Wednesday, June 8, 2011

Marie Callender's chicken pot pie


I did not make this. But I followed directions explicitly and that's got to count for something. 






This is healing me. 

I can feel its curative properties coursing through my veins.  Just like one feels the effects of the first sips of ale in ones carotid arteries, if one happens to be a sensate ale-feeler. Its inherent sanative salubrity is settling upon me like a quilt and comforting me toward wellness. Yes, I feel *burp* all that. Its unchallenging blandness, its creaminess, its rich crusty goodness combine as medicine except a lot better. Better than I remember actually. Even the usually objectionable soft carrot discs are good, and the absence of peas is fine with me. This is perfect and whoever invented this pie sure knew what they were doing. 

The woman behind me in line at the checkout said, "Yeah, but you gotta watch out for all the calaries." And I'm all, "Ha ha ha ha, you cow," inside my head but showing only charm to the outside world, while still thinking privately, "Shut up." 
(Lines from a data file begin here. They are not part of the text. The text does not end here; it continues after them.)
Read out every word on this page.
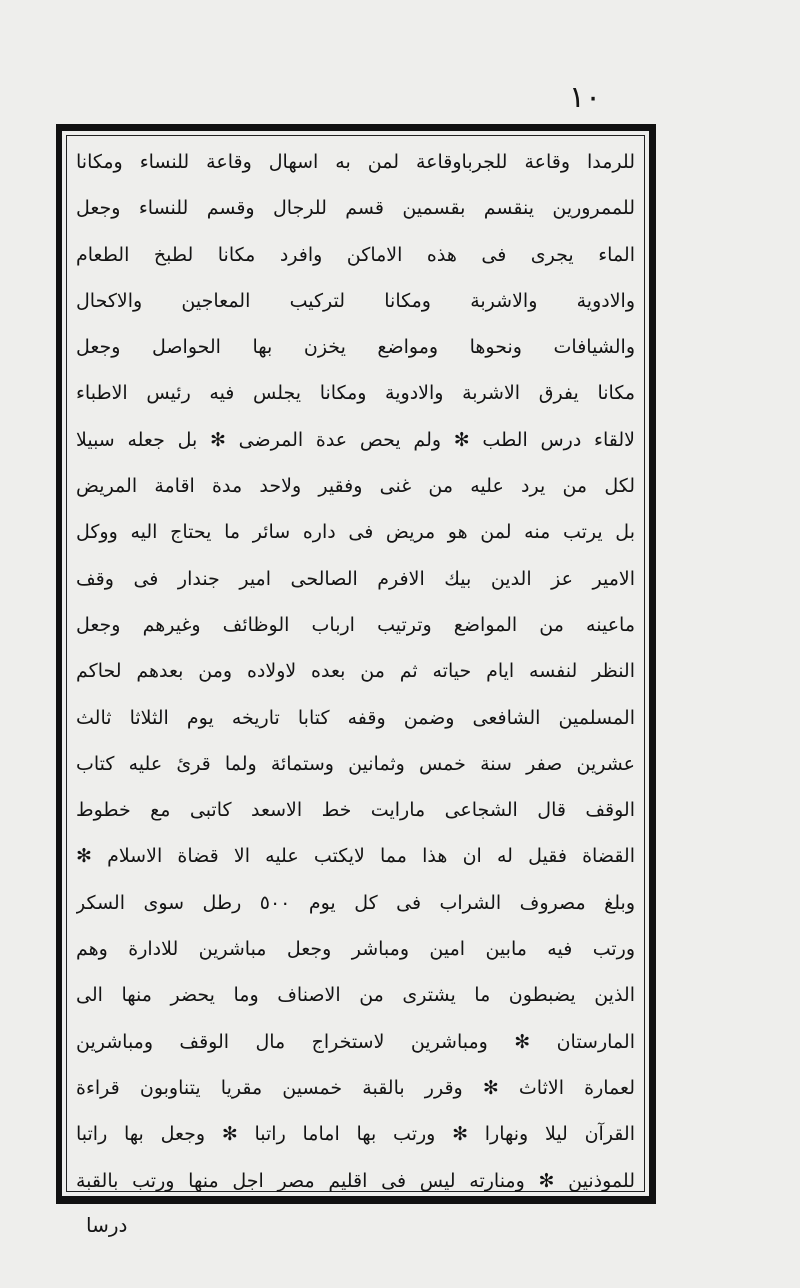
١٠
للرمدا وقاعة للجرباوقاعة لمن به اسهال وقاعة للنساء ومكانا
للممرورين ينقسم بقسمين قسم للرجال وقسم للنساء وجعل
الماء يجرى فى هذه الاماكن وافرد مكانا لطبخ الطعام
والادوية والاشربة ومكانا لتركيب المعاجين والاكحال
والشيافات ونحوها ومواضع يخزن بها الحواصل وجعل
مكانا يفرق الاشربة والادوية ومكانا يجلس فيه رئيس الاطباء
لالقاء درس الطب ✻ ولم يحص عدة المرضى ✻ بل جعله سبيلا
لكل من يرد عليه من غنى وفقير ولاحد مدة اقامة المريض
بل يرتب منه لمن هو مريض فى داره سائر ما يحتاج اليه ووكل
الامير عز الدين بيك الافرم الصالحى امير جندار فى وقف
ماعينه من المواضع وترتيب ارباب الوظائف وغيرهم وجعل
النظر لنفسه ايام حياته ثم من بعده لاولاده ومن بعدهم لحاكم
المسلمين الشافعى وضمن وقفه كتابا تاريخه يوم الثلاثا ثالث
عشرين صفر سنة خمس وثمانين وستمائة ولما قرئ عليه كتاب
الوقف قال الشجاعى مارايت خط الاسعد كاتبى مع خطوط
القضاة فقيل له ان هذا مما لايكتب عليه الا قضاة الاسلام ✻
وبلغ مصروف الشراب فى كل يوم ٥٠٠ رطل سوى السكر
ورتب فيه مابين امين ومباشر وجعل مباشرين للادارة وهم
الذين يضبطون ما يشترى من الاصناف وما يحضر منها الى
المارستان ✻ ومباشرين لاستخراج مال الوقف ومباشرين
لعمارة الاثاث ✻ وقرر بالقبة خمسين مقريا يتناوبون قراءة
القرآن ليلا ونهارا ✻ ورتب بها اماما راتبا ✻ وجعل بها راتبا
للموذنين ✻ ومنارته ليس فى اقليم مصر اجل منها ورتب بالقبة
درسا
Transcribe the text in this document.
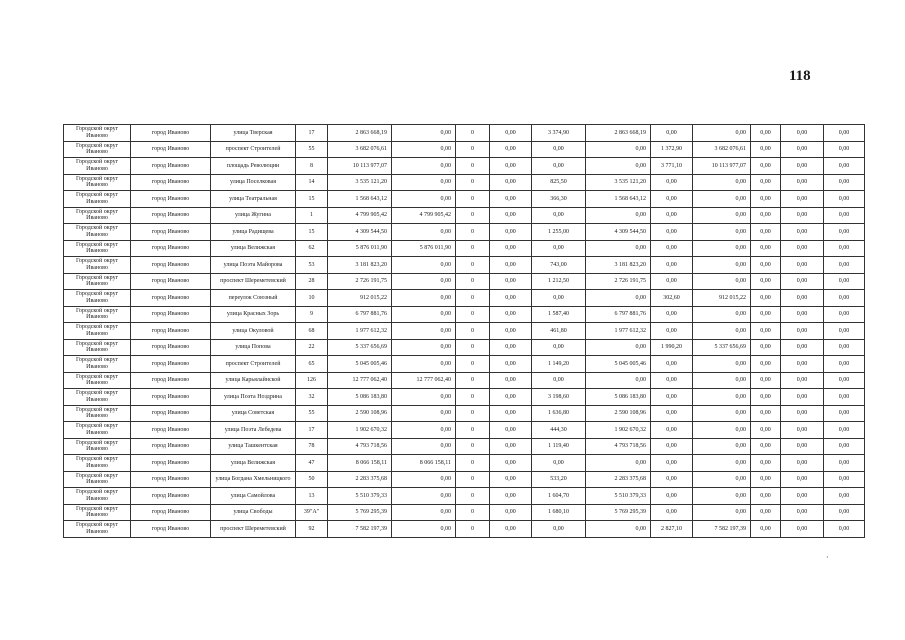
118
Городской округ Иваново	город Иваново	улица Тверская	17	2 863 668,19	0,00	0	0,00	3 374,90	2 863 668,19	0,00	0,00	0,00	0,00	0,00
Городской округ Иваново	город Иваново	проспект Строителей	55	3 682 076,61	0,00	0	0,00	0,00	0,00	1 372,90	3 682 076,61	0,00	0,00	0,00
Городской округ Иваново	город Иваново	площадь Революции	8	10 113 977,07	0,00	0	0,00	0,00	0,00	3 771,10	10 113 977,07	0,00	0,00	0,00
Городской округ Иваново	город Иваново	улица Поселковая	14	3 535 121,20	0,00	0	0,00	825,50	3 535 121,20	0,00	0,00	0,00	0,00	0,00
Городской округ Иваново	город Иваново	улица Театральная	15	1 568 643,12	0,00	0	0,00	366,30	1 568 643,12	0,00	0,00	0,00	0,00	0,00
Городской округ Иваново	город Иваново	улица Жугина	1	4 799 905,42	4 799 905,42	0	0,00	0,00	0,00	0,00	0,00	0,00	0,00	0,00
Городской округ Иваново	город Иваново	улица Радищева	15	4 309 544,50	0,00	0	0,00	1 255,00	4 309 544,50	0,00	0,00	0,00	0,00	0,00
Городской округ Иваново	город Иваново	улица Велижская	62	5 876 011,90	5 876 011,90	0	0,00	0,00	0,00	0,00	0,00	0,00	0,00	0,00
Городской округ Иваново	город Иваново	улица Поэта Майорова	53	3 181 823,20	0,00	0	0,00	743,00	3 181 823,20	0,00	0,00	0,00	0,00	0,00
Городской округ Иваново	город Иваново	проспект Шереметевский	28	2 726 191,75	0,00	0	0,00	1 212,50	2 726 191,75	0,00	0,00	0,00	0,00	0,00
Городской округ Иваново	город Иваново	переулок Союзный	10	912 015,22	0,00	0	0,00	0,00	0,00	302,60	912 015,22	0,00	0,00	0,00
Городской округ Иваново	город Иваново	улица Красных Зорь	9	6 797 881,76	0,00	0	0,00	1 587,40	6 797 881,76	0,00	0,00	0,00	0,00	0,00
Городской округ Иваново	город Иваново	улица Окуловой	68	1 977 612,32	0,00	0	0,00	461,80	1 977 612,32	0,00	0,00	0,00	0,00	0,00
Городской округ Иваново	город Иваново	улица Попова	22	5 337 656,69	0,00	0	0,00	0,00	0,00	1 990,20	5 337 656,69	0,00	0,00	0,00
Городской округ Иваново	город Иваново	проспект Строителей	65	5 045 005,46	0,00	0	0,00	1 149,20	5 045 005,46	0,00	0,00	0,00	0,00	0,00
Городской округ Иваново	город Иваново	улица Карьялайнской	126	12 777 062,40	12 777 062,40	0	0,00	0,00	0,00	0,00	0,00	0,00	0,00	0,00
Городской округ Иваново	город Иваново	улица Поэта Ноздрина	32	5 086 183,80	0,00	0	0,00	3 198,60	5 086 183,80	0,00	0,00	0,00	0,00	0,00
Городской округ Иваново	город Иваново	улица Советская	55	2 590 108,96	0,00	0	0,00	1 636,80	2 590 108,96	0,00	0,00	0,00	0,00	0,00
Городской округ Иваново	город Иваново	улица Поэта Лебедева	17	1 902 670,32	0,00	0	0,00	444,30	1 902 670,32	0,00	0,00	0,00	0,00	0,00
Городской округ Иваново	город Иваново	улица Ташкентская	78	4 793 718,56	0,00	0	0,00	1 119,40	4 793 718,56	0,00	0,00	0,00	0,00	0,00
Городской округ Иваново	город Иваново	улица Велижская	47	8 066 158,11	8 066 158,11	0	0,00	0,00	0,00	0,00	0,00	0,00	0,00	0,00
Городской округ Иваново	город Иваново	улица Богдана Хмельницкого	50	2 283 375,68	0,00	0	0,00	533,20	2 283 375,68	0,00	0,00	0,00	0,00	0,00
Городской округ Иваново	город Иваново	улица Самойлова	13	5 510 379,33	0,00	0	0,00	1 604,70	5 510 379,33	0,00	0,00	0,00	0,00	0,00
Городской округ Иваново	город Иваново	улица Свободы	39"А"	5 769 295,39	0,00	0	0,00	1 680,10	5 769 295,39	0,00	0,00	0,00	0,00	0,00
Городской округ Иваново	город Иваново	проспект Шереметевский	92	7 582 197,39	0,00	0	0,00	0,00	0,00	2 827,10	7 582 197,39	0,00	0,00	0,00
·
I had a strange dream with imagery that stuck with me the whole day. It's perfectly meaningless. I think. In the dream, I was keeping a tank of neon tetras in the storage room with no electrical outlet so without anything to agitate the water surface which meant the water would have been stale and un-oxygenated and that made me feel bad. Nonetheless, neglected as they were in there, they had babies and I was delighted with them. The babies were the cutest little things.  On the way out, my neighbor, a woman who outweighs me by about 50 LBS and who usually ignores me, was stacking up her own aquariums outside her apartment carelessly one atop the other, all small tanks, only partially filled, but loaded with neon tetras also replete with tiny babies. I marveled.  I inquired about her success and she explained that she does nothing at all, just stacks up her aquariums inside and leaves them alone. Hardly ever feeds them. No top light. No water changes. Tap water. No special handling whatsoever. I told her that I gave my real neon tetras everything a tetra could want. Native of the tributaries of the Rio Negro, itself a tributary of the Amazon, the water is perfectly soft (all the minerals are immediately carried up into the canopy), slightly acidic with tannins, temperature held at 75℉/ 24℃. I feed  them a variety of supplemental things, brine shrimp, and other meaty neon treats, and I provide grassy plant covering to distribute their eggs and to protect the babies. They have a bathroom all to themselves and I only go in there to feed about a dozen tiny fish. The light is soft, but still, in all that time only one single baby neon tetra was born. Which is true in real life. My neighbor said to me, "You're doing it wrong." Then returned to ignoring me.